Turn off type inference so they stay exact strings. Bare numeric phones (5550100) and ZIPs (01970) get coerced otherwise. Phones already containing +, spaces, or dashes stay strings even with inference on, because they do not match the numeric pattern.
Will subscriber PII be uploaded to JAD Apps?
No. Conversion runs entirely in your browser via PapaParse. Emails, names, tags, and any other PII never reach a JAD Apps server — only an anonymous run counter is stored when signed in (opt-out available). This is the right posture for GDPR/CCPA-sensitive marketing lists.
Should I clean the list before converting?
Yes, if it has trailing-space emails, case-different duplicates, or embedded line breaks that platforms reject. Run it through the CSV cleaner first — the email subscriber cleanup guide covers the per-platform quirks — then convert the cleaned file here.
How do I avoid overwriting existing CRM values with blanks?
Turn on Skip empty cells so blank fields are omitted from the JSON. On an upsert, an omitted field leaves the existing value alone, whereas "" would blank it. Use a literal null cell only when you deliberately want to clear a property.
My tags column should be a JSON array — does the tool split it?
No. A tags cell vip,beta becomes one string. To get ["vip","beta"], split the column with csv-column-splitter before converting, or build the array in your code after conversion.
How do I respect HubSpot's 100-records-per-batch limit?
Convert to NDJSON and slice it into 100-line chunks in your code, sending one batch-create call per chunk (see the cookbook). The converter does not enforce the limit — it is on your posting code.
How large a list can I convert?
Free: 2 MB / 500 rows. Pro: 100 MB / 100,000 rows. Pro+Media: 500 MB / 500,000 rows. Developer: 5 GB, no row cap. For larger lists, split the CSV into chunks under your cap and convert each to NDJSON for easy batching.

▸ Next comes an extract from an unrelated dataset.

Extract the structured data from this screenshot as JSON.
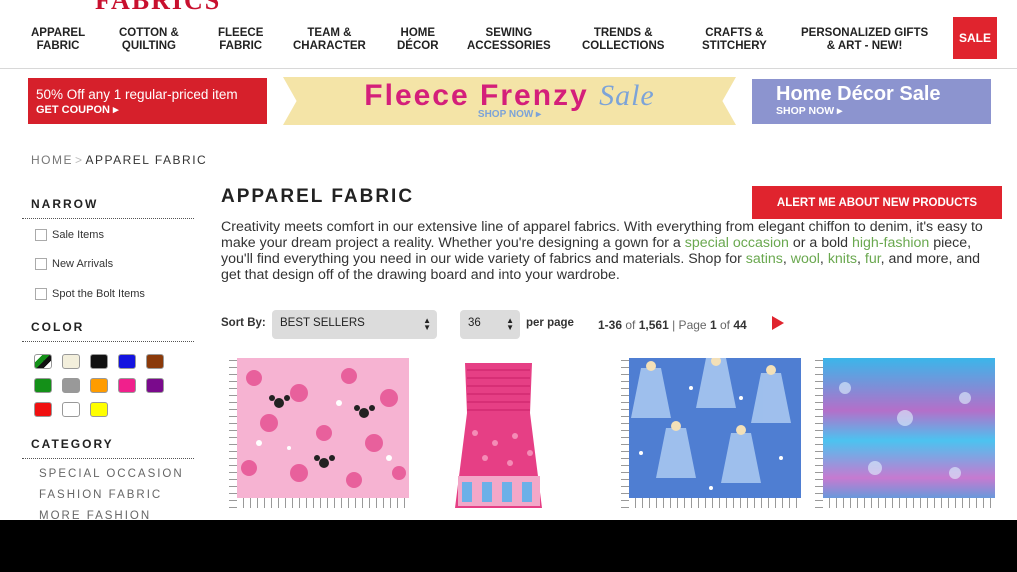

Can I send a null to clear a property?
Yes. Put the literal word null in the cell; with inference on it becomes JSON null, which most CRM update endpoints treat as 'clear this property'. Omitting the field (Skip empty cells) instead leaves the property unchanged — pick based on intent.
Can I automate list conversion before a scheduled sync?
Yes. Pair the @jadapps/runner once and POST the CSV to 127.0.0.1:9789/v1/tools/csv-to-json/run. A common pipeline: nightly list export → clean → runner converts to NDJSON → batch-POST to the CRM. Subscriber PII stays on your machine and never reaches JAD's servers.
Can I generate a schema or type for the contact records?
Yes — feed the converted array to json-schema-generator for a JSON Schema you can validate the list against before sending, or json-to-typescript for an interface to type the contacts in your sync script.
Privacy first
Conversion runs locally in your browser. No file is uploaded — only metadata counters are saved for signed-in dashboard stats.